Pria itu baru berumur dua puluh lima. Ia hidup sendiri sudah lima tahun lamanya. Jarang berinteraksi atau komunikasi. Ia hanya tidur di kamarnya, sendiri tanpa siapa-siapa. Namun sering juga ia keluar menelusuri lampu-lampu dan cahaya kota, yang di bawahnya menjamur ratusan bahkan ribuan manusia.
Ia ikut menjamur, namun tidak membaur. Ia rasa nyaman sudah lima tahun tak satu pun ada yang ikut campur. Setidaknya itu yang ada dalam pikirnya setiap kali ia ingin tidur.
Nyatanya, ia terus mencari dan berkelana. Ia terus pergi tanpa henti untuk mencari manusia. Sesuatu yang belum disadarinya. Semua itu hanya…
dorongan untuk keluar, demi membuktikan bahwa ada yang serupa di luar sana.
Untung baginya, ia memang tak pernah sendiri. Tak pernah sendiri dalam hal berusaha keluar dari sepi. Seluruh warga di kotanya tanpa mereka sadari pun melakukan hal yang sama. Berkeliling dengan berbagai alibi, hanya untuk membunuh sepi, dan mendapat afirmasi bahwa mereka tidak sendiri.
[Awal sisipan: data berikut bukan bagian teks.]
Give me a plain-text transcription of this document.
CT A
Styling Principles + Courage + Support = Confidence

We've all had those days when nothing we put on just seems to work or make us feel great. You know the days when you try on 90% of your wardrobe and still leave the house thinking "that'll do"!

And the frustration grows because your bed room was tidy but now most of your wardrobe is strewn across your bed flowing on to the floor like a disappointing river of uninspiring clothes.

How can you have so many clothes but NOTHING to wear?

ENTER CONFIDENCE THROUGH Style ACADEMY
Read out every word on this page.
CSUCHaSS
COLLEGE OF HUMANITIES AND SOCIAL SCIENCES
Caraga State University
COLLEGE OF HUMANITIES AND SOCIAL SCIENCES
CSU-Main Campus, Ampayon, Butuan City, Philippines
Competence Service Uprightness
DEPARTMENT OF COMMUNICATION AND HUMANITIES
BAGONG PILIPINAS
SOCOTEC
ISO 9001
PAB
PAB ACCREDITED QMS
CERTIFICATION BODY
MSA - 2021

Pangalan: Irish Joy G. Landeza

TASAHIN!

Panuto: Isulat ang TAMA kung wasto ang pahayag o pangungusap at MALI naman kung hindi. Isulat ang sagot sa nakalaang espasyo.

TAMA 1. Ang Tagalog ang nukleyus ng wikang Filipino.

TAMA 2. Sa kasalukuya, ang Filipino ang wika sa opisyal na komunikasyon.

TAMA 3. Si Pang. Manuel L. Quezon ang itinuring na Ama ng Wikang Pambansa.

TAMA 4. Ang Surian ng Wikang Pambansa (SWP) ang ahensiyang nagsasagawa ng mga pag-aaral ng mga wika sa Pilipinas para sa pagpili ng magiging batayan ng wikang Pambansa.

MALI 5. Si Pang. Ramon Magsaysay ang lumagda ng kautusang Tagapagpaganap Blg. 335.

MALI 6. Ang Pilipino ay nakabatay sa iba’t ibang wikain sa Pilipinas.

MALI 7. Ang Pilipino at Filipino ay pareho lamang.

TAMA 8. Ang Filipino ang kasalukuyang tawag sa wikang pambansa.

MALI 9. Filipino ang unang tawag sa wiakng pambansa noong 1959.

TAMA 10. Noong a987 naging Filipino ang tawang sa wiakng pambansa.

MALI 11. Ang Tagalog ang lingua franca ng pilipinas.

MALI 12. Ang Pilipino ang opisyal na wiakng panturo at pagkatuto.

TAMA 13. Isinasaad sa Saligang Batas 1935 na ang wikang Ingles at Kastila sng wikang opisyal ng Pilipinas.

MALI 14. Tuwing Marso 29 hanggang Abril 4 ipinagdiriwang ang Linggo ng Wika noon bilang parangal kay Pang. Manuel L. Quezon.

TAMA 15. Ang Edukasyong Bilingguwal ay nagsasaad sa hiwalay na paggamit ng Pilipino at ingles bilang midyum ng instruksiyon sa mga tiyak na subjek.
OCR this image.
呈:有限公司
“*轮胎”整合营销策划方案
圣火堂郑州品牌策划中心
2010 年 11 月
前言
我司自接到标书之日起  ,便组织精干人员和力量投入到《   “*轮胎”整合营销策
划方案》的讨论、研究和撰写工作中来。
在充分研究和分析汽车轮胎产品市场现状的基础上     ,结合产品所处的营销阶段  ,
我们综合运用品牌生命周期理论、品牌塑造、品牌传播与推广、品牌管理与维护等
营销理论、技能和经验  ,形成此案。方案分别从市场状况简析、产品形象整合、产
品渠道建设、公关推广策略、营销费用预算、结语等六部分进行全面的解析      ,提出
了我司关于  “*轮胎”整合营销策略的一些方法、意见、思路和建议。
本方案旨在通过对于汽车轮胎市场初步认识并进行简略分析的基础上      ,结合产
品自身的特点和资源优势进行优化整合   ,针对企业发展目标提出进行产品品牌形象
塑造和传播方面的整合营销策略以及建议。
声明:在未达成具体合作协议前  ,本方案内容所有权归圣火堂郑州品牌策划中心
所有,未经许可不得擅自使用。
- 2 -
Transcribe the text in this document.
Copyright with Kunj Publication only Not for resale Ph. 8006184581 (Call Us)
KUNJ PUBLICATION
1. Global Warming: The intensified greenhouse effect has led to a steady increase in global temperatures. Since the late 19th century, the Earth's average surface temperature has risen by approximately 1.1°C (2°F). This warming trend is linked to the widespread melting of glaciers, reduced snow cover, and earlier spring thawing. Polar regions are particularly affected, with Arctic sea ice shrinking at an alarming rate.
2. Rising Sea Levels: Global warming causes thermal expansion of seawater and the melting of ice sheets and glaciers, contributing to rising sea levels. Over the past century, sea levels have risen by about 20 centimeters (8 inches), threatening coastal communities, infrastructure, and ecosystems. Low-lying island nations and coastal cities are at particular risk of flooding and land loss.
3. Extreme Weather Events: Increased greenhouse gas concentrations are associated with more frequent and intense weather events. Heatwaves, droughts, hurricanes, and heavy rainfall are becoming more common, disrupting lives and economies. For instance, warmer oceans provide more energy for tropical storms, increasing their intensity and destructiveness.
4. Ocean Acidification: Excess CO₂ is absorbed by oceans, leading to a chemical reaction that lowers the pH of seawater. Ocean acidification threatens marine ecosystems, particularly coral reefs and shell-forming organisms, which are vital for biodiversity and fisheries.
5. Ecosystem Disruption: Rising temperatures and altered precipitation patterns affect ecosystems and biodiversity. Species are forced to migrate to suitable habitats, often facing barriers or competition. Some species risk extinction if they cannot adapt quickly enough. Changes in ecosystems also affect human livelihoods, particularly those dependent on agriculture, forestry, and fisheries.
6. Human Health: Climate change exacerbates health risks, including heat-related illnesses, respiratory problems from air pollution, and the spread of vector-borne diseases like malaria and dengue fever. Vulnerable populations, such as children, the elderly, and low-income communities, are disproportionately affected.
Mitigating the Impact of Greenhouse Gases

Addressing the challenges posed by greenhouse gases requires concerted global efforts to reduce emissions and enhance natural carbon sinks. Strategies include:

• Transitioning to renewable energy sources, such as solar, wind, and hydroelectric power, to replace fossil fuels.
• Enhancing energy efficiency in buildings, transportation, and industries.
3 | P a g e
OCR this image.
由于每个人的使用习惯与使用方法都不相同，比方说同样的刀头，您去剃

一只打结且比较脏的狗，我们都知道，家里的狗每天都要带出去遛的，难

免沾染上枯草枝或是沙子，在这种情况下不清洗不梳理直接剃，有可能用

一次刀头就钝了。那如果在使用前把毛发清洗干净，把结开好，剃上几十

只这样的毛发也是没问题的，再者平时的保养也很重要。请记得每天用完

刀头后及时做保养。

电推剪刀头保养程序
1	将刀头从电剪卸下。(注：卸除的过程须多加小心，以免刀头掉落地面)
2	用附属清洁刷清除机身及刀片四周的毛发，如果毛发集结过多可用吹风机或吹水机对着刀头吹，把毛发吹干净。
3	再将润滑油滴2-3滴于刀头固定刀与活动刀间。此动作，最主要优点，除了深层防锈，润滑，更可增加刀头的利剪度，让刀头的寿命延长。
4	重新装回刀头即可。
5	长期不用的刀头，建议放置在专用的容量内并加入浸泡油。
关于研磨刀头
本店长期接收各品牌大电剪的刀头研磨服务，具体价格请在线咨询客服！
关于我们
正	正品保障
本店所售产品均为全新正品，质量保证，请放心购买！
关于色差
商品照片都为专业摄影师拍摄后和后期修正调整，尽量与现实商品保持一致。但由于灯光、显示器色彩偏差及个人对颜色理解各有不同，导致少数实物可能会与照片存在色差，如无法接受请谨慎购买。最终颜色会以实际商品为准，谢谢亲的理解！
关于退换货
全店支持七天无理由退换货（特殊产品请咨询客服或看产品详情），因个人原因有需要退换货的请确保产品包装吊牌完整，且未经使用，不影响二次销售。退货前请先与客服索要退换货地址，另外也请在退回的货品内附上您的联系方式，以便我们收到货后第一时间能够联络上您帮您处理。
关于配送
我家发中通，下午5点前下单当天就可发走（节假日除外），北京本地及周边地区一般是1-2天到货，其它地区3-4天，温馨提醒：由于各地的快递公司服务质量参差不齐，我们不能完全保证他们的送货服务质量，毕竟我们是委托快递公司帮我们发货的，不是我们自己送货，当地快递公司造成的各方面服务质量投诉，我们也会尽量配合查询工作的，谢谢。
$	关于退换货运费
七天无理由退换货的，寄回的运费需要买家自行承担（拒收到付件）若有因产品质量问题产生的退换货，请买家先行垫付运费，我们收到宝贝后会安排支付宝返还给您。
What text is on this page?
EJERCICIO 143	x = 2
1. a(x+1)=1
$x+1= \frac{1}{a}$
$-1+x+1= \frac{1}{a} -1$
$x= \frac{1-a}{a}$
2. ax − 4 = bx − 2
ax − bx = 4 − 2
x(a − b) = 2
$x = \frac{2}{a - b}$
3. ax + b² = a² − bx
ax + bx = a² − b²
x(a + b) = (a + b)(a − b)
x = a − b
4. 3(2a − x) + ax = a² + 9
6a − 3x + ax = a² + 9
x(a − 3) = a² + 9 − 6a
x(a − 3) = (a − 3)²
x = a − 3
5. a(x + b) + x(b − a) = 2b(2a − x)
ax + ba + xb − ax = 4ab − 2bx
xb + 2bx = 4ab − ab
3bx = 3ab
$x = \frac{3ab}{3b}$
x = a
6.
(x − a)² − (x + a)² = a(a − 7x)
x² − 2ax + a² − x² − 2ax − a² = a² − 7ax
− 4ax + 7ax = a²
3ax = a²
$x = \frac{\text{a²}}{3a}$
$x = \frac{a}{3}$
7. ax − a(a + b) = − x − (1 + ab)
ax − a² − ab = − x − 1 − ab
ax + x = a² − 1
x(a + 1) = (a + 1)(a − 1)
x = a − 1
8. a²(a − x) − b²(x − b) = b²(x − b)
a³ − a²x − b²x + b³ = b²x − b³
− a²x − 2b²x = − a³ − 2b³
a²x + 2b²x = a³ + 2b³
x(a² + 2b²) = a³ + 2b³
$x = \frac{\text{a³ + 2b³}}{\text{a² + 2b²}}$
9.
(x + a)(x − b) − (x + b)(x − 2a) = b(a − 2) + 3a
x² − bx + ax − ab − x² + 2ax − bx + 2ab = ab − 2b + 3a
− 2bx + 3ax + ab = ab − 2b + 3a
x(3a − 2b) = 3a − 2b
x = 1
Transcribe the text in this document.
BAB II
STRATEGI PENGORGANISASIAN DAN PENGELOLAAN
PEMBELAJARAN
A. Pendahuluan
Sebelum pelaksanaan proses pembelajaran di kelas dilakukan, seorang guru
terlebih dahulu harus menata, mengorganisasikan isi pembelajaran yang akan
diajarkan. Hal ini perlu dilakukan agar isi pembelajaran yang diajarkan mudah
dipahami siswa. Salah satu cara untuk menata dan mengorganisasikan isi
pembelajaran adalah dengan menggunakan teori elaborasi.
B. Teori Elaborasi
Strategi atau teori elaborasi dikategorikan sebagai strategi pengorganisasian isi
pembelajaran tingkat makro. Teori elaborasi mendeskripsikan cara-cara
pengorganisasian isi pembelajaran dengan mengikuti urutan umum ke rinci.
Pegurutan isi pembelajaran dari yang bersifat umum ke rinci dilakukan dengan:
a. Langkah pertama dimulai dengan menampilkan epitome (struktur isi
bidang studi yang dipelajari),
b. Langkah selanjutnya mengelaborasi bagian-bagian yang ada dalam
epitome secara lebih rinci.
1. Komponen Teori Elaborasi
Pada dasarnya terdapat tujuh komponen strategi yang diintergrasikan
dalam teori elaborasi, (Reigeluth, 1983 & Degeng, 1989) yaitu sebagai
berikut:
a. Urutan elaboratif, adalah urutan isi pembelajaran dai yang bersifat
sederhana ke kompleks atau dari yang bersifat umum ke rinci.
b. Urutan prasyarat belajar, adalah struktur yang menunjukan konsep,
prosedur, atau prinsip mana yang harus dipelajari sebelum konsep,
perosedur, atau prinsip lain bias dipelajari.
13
Area publik, restoran, taman kota, stasiun kereta, apa pun dan di mana pun asalkan mereka bisa melihat yang serupa. Sesama manusia, baik kurang atau lebih deritanya. Asal wujudnya serupa, atau yang tak serupa pun tak apa, asal mereka tahu ada orang lain di luar rumah mereka. Semua itu hanya…
dorongan untuk keluar, demi membuktikan bahwa ada yang serupa di luar sana.
Layaknya para penjelajah Barat yang dulu menerka planet ini bentuknya seperti apa. Entah bulat, datar, trapesium, atau segitiga. Entah alasan uang, kuasa, atau agama. Tak akan selesai sebuah penjelajahan sebelum manusia lain bisa mereka temukan.
Di pulau-pulau sporadis atau benua baru yang dipenuhi penyembah iblis. Semua dilakukan asal mereka temukan manusia lain di luar negara mereka. Manusia di seluruh planet ini harus terdata. Tak boleh ada yang luput dan terlupa. Semua itu hanya…
dorongan untuk keluar, demi membuktikan bahwa ada yang serupa di luar sana.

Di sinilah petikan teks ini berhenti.